The final year at the Colégio Andrews was completely different to the previous ones and one hundred percent directed at preparing us for the ultimate exam. The classes were in a separate building with the students grouped into four classrooms – two for earth sciences, one for biomedicine and one for the humanities. I had chosen the latter. By now, school was pure stress. The methods were intense with teachers bombarding us with infallible secrets to jump over the massive hurdle that was the Vestibular.
Our schools’ programme had a good reputation, and students transferred there from other institutions in Rio as well as from further afield. One of the new students had come from Chile. Kristof was of German descent and resembled the actor Jack Palance, albeit with long blonde hair. A few days after school began; Kristof and I took the usual bus home and started chatting. For some reason, the conversation turned to Teresópolis and we discovered, to our absolute amazement, that we were next-door country house neighbours in the Jardim Salaco. This was a massive coincidence and it helped to make us instant best friends.
We had more things in common: Kristof was also into music and played the transversal flute (he was to become a professional saxophone player), he also had a European edge and in some inexplicable way we both managed to stay academically in the top quarter of the student body despite being members of the “smoke squadron”. Kristof had come to Rio to live with his dad and, after he joined the music circuit, his flat on a hill at the end of Leblon became the new headquarters of our small brotherhood of musical misfits.
Although for us the rock giants of the 1970s still reigned supreme, we were also into jazz-rock represented by a generation of brilliant musicians such as John McLaughlin’s Mahavishnu Orchestra, Focus, Jean-Luc Ponty, Jeff Beck, Stanley Clarke and Weather Report. As was the case with so many aspects of Brazilian life and youth culture, we were some five years behind what was happening in Britain and North America and were still completely oblivious to the existence of both punk and reggae. Anyhow, I suspect that even if we had known of these developments, as aspiring musicians, we still would have stayed tuned into those great instrumentalists.
There was also new high calibre local musical talent emerging and our ears were ripe for musicians like Hermeto Pascoal, Nana Vasconçelos and Egberto Gismonti who seemed to be a conduit for the kind of energy I had experienced in the south of Bahia. If Bossa Nova had been a reflection of Brazil’s post-war optimism, this new musical generation reflected a moment of self-discovery and of rebirth emerging from the resurgence of political freedom. Despite being exclusively instrumental these musicians were popular, their concerts attracted respectable large crowds, and for a short while they were the top selling acts amongst the educated middle class.

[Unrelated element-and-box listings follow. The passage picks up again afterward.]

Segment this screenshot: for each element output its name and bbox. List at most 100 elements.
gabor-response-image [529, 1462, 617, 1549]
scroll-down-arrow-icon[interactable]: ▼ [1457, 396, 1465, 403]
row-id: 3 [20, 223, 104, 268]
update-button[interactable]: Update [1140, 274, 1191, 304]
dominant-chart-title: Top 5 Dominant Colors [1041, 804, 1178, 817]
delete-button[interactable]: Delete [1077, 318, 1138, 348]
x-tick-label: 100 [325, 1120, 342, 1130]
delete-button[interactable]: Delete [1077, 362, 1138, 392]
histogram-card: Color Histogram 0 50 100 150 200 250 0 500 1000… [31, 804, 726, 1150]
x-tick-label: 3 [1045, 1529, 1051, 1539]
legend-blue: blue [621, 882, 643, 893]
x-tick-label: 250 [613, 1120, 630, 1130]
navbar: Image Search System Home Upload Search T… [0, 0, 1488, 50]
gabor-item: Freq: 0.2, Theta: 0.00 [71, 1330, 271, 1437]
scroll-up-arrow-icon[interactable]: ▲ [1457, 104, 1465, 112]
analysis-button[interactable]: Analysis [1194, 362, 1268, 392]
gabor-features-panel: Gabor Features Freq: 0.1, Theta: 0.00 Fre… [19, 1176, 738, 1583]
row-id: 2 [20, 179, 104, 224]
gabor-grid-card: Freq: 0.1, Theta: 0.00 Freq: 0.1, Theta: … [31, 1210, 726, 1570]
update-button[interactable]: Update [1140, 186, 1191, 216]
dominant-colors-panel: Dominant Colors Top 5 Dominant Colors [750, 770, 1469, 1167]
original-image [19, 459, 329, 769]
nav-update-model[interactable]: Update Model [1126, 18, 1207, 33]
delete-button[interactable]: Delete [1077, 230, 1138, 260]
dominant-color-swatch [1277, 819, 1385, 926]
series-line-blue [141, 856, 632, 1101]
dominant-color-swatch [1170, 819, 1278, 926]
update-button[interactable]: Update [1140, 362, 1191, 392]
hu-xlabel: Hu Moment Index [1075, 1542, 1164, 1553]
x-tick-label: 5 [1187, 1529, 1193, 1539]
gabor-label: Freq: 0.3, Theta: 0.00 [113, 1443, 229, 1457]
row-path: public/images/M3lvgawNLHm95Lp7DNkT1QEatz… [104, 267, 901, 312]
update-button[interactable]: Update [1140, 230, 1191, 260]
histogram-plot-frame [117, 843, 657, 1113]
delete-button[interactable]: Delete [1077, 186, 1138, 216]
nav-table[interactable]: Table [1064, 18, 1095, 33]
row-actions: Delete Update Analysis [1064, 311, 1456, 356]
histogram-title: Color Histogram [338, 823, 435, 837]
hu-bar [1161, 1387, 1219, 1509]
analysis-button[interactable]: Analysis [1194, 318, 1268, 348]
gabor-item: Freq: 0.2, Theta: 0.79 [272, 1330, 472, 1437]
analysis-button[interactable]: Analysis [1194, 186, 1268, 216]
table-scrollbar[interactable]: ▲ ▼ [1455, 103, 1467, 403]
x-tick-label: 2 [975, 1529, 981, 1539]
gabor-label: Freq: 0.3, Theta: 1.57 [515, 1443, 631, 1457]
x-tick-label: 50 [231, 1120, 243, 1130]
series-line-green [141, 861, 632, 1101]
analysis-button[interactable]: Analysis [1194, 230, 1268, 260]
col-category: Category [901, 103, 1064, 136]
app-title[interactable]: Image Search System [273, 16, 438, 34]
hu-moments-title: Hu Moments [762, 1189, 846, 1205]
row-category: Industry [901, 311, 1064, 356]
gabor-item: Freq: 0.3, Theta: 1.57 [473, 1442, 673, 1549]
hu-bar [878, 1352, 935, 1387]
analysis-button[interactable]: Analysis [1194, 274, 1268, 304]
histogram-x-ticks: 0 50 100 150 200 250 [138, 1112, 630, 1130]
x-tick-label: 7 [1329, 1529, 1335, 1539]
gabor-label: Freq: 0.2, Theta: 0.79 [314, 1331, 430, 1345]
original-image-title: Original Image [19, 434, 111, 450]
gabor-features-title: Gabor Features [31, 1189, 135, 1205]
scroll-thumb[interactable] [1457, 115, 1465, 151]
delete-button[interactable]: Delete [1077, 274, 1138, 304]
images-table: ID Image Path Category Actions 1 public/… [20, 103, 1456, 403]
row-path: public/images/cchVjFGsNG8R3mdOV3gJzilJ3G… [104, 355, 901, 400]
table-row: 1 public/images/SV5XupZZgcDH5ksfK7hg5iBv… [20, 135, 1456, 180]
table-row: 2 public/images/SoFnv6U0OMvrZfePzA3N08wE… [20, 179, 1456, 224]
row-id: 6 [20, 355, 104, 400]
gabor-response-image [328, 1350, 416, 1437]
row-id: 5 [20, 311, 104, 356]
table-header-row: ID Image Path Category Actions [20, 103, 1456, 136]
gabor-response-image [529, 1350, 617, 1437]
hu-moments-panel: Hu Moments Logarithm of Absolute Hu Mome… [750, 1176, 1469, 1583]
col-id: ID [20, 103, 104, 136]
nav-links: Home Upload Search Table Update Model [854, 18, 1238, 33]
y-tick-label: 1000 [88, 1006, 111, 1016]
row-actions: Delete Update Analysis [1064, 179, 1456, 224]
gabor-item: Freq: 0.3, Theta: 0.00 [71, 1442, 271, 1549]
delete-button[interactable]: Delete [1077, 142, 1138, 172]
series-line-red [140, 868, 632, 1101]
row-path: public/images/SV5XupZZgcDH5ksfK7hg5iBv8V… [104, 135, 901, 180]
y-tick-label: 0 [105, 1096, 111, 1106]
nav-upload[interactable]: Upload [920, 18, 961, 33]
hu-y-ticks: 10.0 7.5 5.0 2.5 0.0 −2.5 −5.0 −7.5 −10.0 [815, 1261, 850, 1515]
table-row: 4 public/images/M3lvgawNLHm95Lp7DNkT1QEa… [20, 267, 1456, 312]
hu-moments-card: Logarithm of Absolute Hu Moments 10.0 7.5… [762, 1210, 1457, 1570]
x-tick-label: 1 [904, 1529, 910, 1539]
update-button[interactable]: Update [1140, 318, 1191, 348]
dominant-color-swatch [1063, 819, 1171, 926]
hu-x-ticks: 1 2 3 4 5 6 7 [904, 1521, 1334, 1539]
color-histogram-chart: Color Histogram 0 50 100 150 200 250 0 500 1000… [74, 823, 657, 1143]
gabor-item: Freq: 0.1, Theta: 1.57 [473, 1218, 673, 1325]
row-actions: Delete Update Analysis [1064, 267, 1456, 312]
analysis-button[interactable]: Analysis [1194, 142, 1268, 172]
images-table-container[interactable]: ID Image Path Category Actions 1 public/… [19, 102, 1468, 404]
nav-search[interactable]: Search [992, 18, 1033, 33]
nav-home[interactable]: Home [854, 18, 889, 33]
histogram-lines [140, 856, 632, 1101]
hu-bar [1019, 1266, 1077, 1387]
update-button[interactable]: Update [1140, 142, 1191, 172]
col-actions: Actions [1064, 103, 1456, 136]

Of the three, Egberto was my favourite. His talent first became apparent in his father’s musical instrument shop where he demonstrated pianos to customers. As a young adult, Egberto went to France to study classical music. When he returned to Rio, he applied his acquired knowledge and his genius to Brazilian music, going way beyond Bossa Nova. Arguably, Egberto Gismonti became as significant a musician as Heitor Villa-Lobos, Brazil’s greatest classical composer. Among other things, Egberto was unique in experimenting with indigenous music, going as far as to learn sacred music from a shaman in the Xingu area. The story goes that for Sapaim, the musician/shaman, to accept him, Egberto had to camp outside his jungle longhouse for about a month until he was invited in. Perhaps because of what he learned there, the sounds in Gismonti’s concerts were hypnotic, almost like a solid entity, with audiences always giving their absolute attention.
Hermeto Pascoal was born in the remote and dry interior of the Brazilian Nordeste – the Sertão. As Hermeto was an albino, he couldn’t work under the scorching sun, so his brothers would lock him up in a barn where he channelled his fury and energy into music. Hermeto’s long and curly white hair and beard, and his strong facial features covered by thick glasses, lead to the deserved nickname of ‘the Sorcerer’. His band made insane noises, not only with instruments, but also with everyday objects such as broken bottles, saws and pans. In the midst of this madness, however, there was genius, with valleys of heavenly music brewed from the mysteries of the Indigenous, the Africans and the Europeans.
Of the three instrumentalists, the one with the greatest international success was Nana Vasconcelos. The magazine Down Beat, the most important one in the Jazz world, was to elect him eight times as the best percussionist in the world; he also was to receive eight Grammy awards. Being from Pernambuco and the only African descendant of the three he had a close attachment to the spiritually charged Maracatu rhythm. Perhaps due to both he took percussion to previously unimaginable psychedelic heights.
Egberto, Nana and Hermeto were by no means the only expressions of Brazilian instrumental and experimental music in the late 1970s early 1980s. There were also bands such as Uakti – known for using custom-made instruments, made by members of the group themselves – the name derived from a native Tucano myth of a man/instrument. There were also the more electrical bands such A Cor do Som and the guitarist Pepeu Gomes, both offshoots of the Novos Baianos. Anyhow, after their relatively brief popularity in Brazil, the three main exponents of their generation would fall out of fashion at home but would emerge as stars on the international jazz scene.